Con “Le torri del silenzio” entriamo nella piccola comunità indiana dei parsi, la minoranza di fede zoroastriana arrivata dalla Persia nell’Ottavo secolo. Una società dalle regole rigide, che ha sempre cercato di non farsi contaminare dalla maggioranza indiana e preservare il più possibile le sue tradizioni.

Il romanzo di Cyrus Mistry ci porta all’interno di quello che è forse l’aspetto più famoso della comunità parsi: i riti funerari.

La tradizione parsi impone di dare in pasto agli avvoltoi i cadaveri dei defunti, e le torri del silenzio sono appunto i luoghi designati per questo rituale.
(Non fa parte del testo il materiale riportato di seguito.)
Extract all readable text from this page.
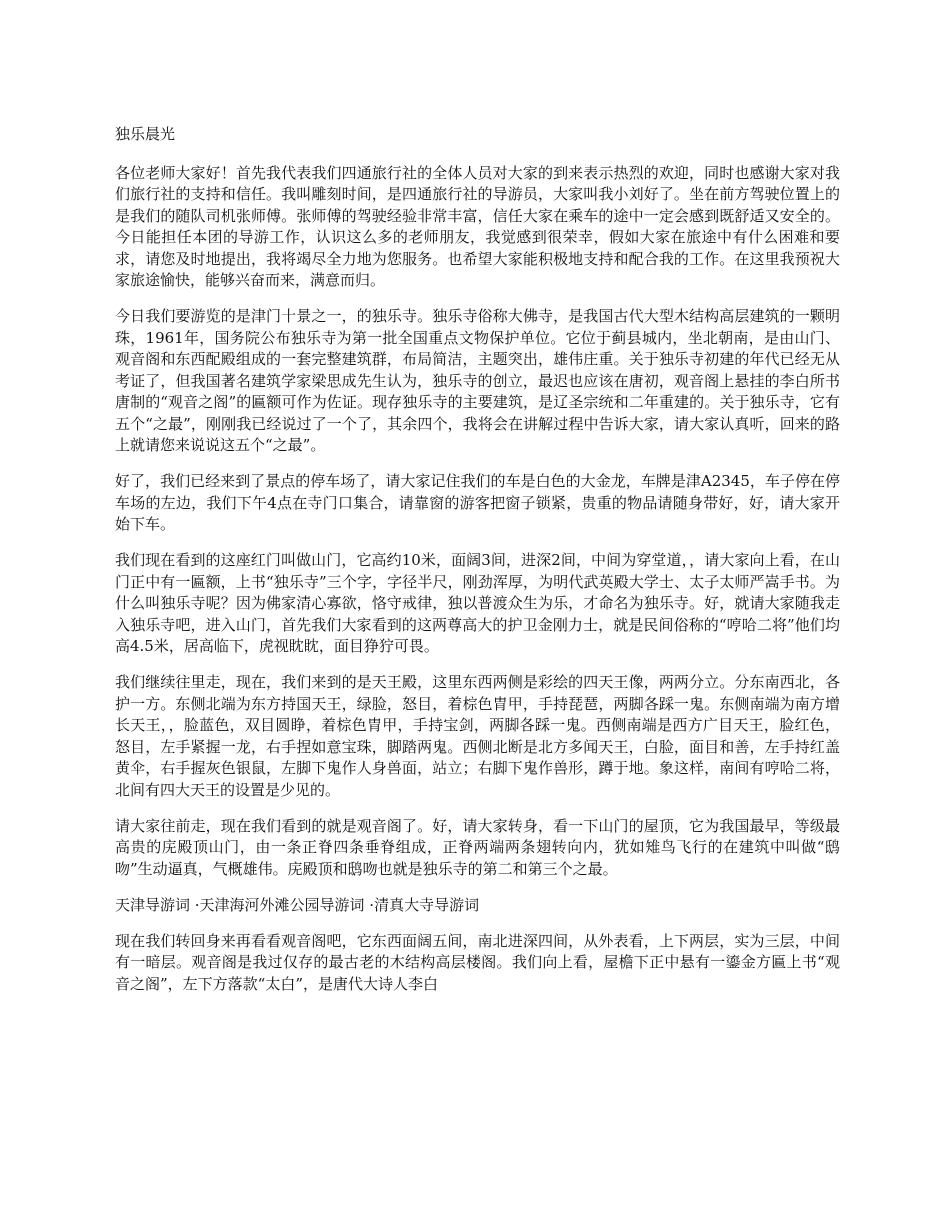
独乐晨光

各位老师大家好！首先我代表我们四通旅行社的全体人员对大家的到来表示热烈的欢迎，同时也感谢大家对我们旅行社的支持和信任。我叫雕刻时间，是四通旅行社的导游员，大家叫我小刘好了。坐在前方驾驶位置上的是我们的随队司机张师傅。张师傅的驾驶经验非常丰富，信任大家在乘车的途中一定会感到既舒适又安全的。今日能担任本团的导游工作，认识这么多的老师朋友，我觉感到很荣幸，假如大家在旅途中有什么困难和要求，请您及时地提出，我将竭尽全力地为您服务。也希望大家能积极地支持和配合我的工作。在这里我预祝大家旅途愉快，能够兴奋而来，满意而归。

今日我们要游览的是津门十景之一，的独乐寺。独乐寺俗称大佛寺，是我国古代大型木结构高层建筑的一颗明珠，1961年，国务院公布独乐寺为第一批全国重点文物保护单位。它位于蓟县城内，坐北朝南，是由山门、观音阁和东西配殿组成的一套完整建筑群，布局简洁，主题突出，雄伟庄重。关于独乐寺初建的年代已经无从考证了，但我国著名建筑学家梁思成先生认为，独乐寺的创立，最迟也应该在唐初，观音阁上悬挂的李白所书唐制的“观音之阁”的匾额可作为佐证。现存独乐寺的主要建筑，是辽圣宗统和二年重建的。关于独乐寺，它有五个“之最”，刚刚我已经说过了一个了，其余四个，我将会在讲解过程中告诉大家，请大家认真听，回来的路上就请您来说说这五个“之最”。

好了，我们已经来到了景点的停车场了，请大家记住我们的车是白色的大金龙，车牌是津A2345，车子停在停车场的左边，我们下午4点在寺门口集合，请靠窗的游客把窗子锁紧，贵重的物品请随身带好，好，请大家开始下车。

我们现在看到的这座红门叫做山门，它高约10米，面阔3间，进深2间，中间为穿堂道，，请大家向上看，在山门正中有一匾额，上书“独乐寺”三个字，字径半尺，刚劲浑厚，为明代武英殿大学士、太子太师严嵩手书。为什么叫独乐寺呢？因为佛家清心寡欲，恪守戒律，独以普渡众生为乐，才命名为独乐寺。好，就请大家随我走入独乐寺吧，进入山门，首先我们大家看到的这两尊高大的护卫金刚力士，就是民间俗称的“哼哈二将”他们均高4.5米，居高临下，虎视眈眈，面目狰狞可畏。

我们继续往里走，现在，我们来到的是天王殿，这里东西两侧是彩绘的四天王像，两两分立。分东南西北，各护一方。东侧北端为东方持国天王，绿脸，怒目，着棕色胄甲，手持琵琶，两脚各踩一鬼。东侧南端为南方增长天王，，脸蓝色，双目圆睁，着棕色胄甲，手持宝剑，两脚各踩一鬼。西侧南端是西方广目天王，脸红色，怒目，左手紧握一龙，右手捏如意宝珠，脚踏两鬼。西侧北断是北方多闻天王，白脸，面目和善，左手持红盖黄伞，右手握灰色银鼠，左脚下鬼作人身兽面，站立；右脚下鬼作兽形，蹲于地。象这样，南间有哼哈二将，北间有四大天王的设置是少见的。

请大家往前走，现在我们看到的就是观音阁了。好，请大家转身，看一下山门的屋顶，它为我国最早，等级最高贵的庑殿顶山门，由一条正脊四条垂脊组成，正脊两端两条翅转向内，犹如雉鸟飞行的在建筑中叫做“鸱吻”生动逼真，气概雄伟。庑殿顶和鸱吻也就是独乐寺的第二和第三个之最。

天津导游词 ·天津海河外滩公园导游词 ·清真大寺导游词

现在我们转回身来再看看观音阁吧，它东西面阔五间，南北进深四间，从外表看，上下两层，实为三层，中间有一暗层。观音阁是我过仅存的最古老的木结构高层楼阁。我们向上看，屋檐下正中悬有一鎏金方匾上书“观音之阁”，左下方落款“太白”，是唐代大诗人李白
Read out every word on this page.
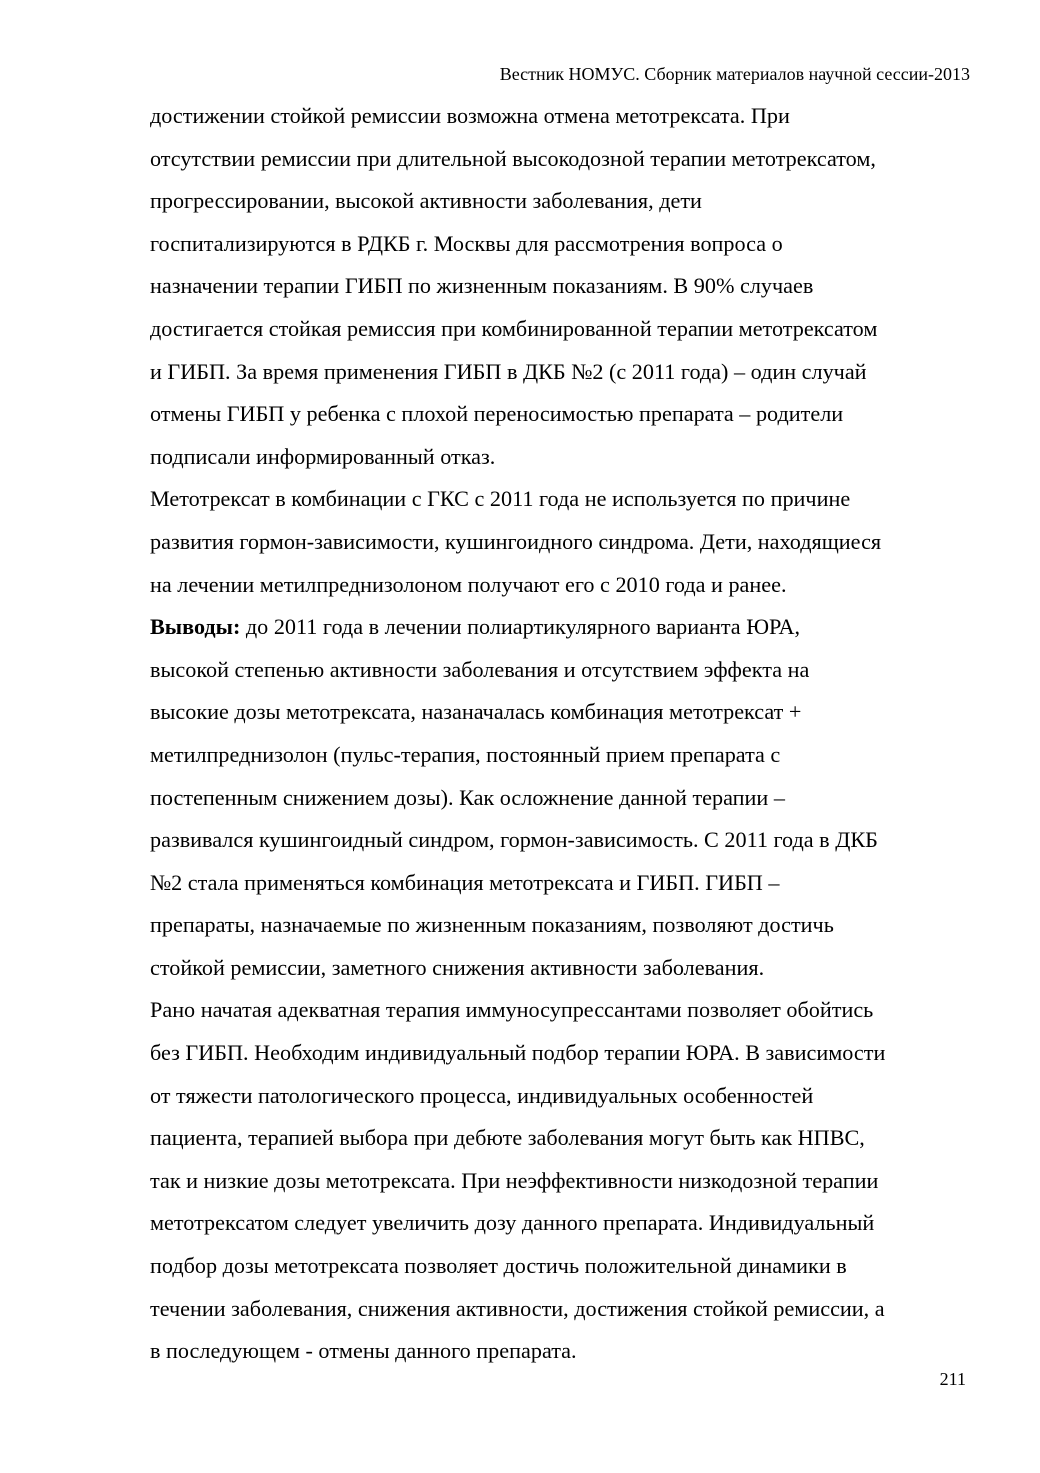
Вестник НОМУС. Сборник материалов научной сессии-2013
достижении стойкой ремиссии возможна отмена метотрексата. При
отсутствии ремиссии при длительной высокодозной терапии метотрексатом,
прогрессировании, высокой активности заболевания, дети
госпитализируются в РДКБ г. Москвы для рассмотрения вопроса о
назначении терапии ГИБП по жизненным показаниям. В 90% случаев
достигается стойкая ремиссия при комбинированной терапии метотрексатом
и ГИБП. За время применения ГИБП в ДКБ №2 (с 2011 года) – один случай
отмены ГИБП у ребенка с плохой переносимостью препарата – родители
подписали информированный отказ.
Метотрексат в комбинации с ГКС с 2011 года не используется по причине
развития гормон-зависимости, кушингоидного синдрома. Дети, находящиеся
на лечении метилпреднизолоном получают его с 2010 года и ранее.
Выводы: до 2011 года в лечении полиартикулярного варианта ЮРА,
высокой степенью активности заболевания и отсутствием эффекта на
высокие дозы метотрексата, назаначалась комбинация метотрексат +
метилпреднизолон (пульс-терапия, постоянный прием препарата с
постепенным снижением дозы). Как осложнение данной терапии –
развивался кушингоидный синдром, гормон-зависимость. С 2011 года в ДКБ
№2 стала применяться комбинация метотрексата и ГИБП. ГИБП –
препараты, назначаемые по жизненным показаниям, позволяют достичь
стойкой ремиссии, заметного снижения активности заболевания.
Рано начатая адекватная терапия иммуносупрессантами позволяет обойтись
без ГИБП. Необходим индивидуальный подбор терапии ЮРА. В зависимости
от тяжести патологического процесса, индивидуальных особенностей
пациента, терапией выбора при дебюте заболевания могут быть как НПВС,
так и низкие дозы метотрексата. При неэффективности низкодозной терапии
метотрексатом следует увеличить дозу данного препарата. Индивидуальный
подбор дозы метотрексата позволяет достичь положительной динамики в
течении заболевания, снижения активности, достижения стойкой ремиссии, а
в последующем - отмены данного препарата.
211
Le torri del silenzio è ambientato a Bombay nell’India degli anni Quaranta, subito prima dell’Indipendenza, anche se c’è una parte in cui il narratore rievoca la sua infanzia e una in cui arriva ai giorni nostri, come una specie di epilogo.

Il protagonista e narratore è Phiroze, il figlio di un sacerdote che volontariamente diventa un khandia, un portatore di cadaveri, per sposare la figlia di un khandia.

Il suo punto di vista ci aiuta a capire meglio le fissazioni della religione parsi nei confronti della purezza e dei relativi riti di purificazione. Infatti, un khandia ha il dovere di preservare i vivi dalla contaminazione dei morti, attirando però su di sé tutta l’impurezza (e quindi il disprezzo) possibile.

Il mondo dei portatori di cadaveri, che vanno a prendere a casa i morti per portarli alle torri del silenzio su un catafalco, è descritto con molta vivacità: al pari degli intoccabili induisti, sono dei reietti, impuri per il contatto con i cadaveri, che per di più non disdegnano l’alcol per affrontare un lavoro ingrato e faticoso.

Il tutto, sotto forma di diario, è trattato in modo ironico, nonostante le disgrazie che capitano, e nonostante l’ambientazione decisamente mortuaria.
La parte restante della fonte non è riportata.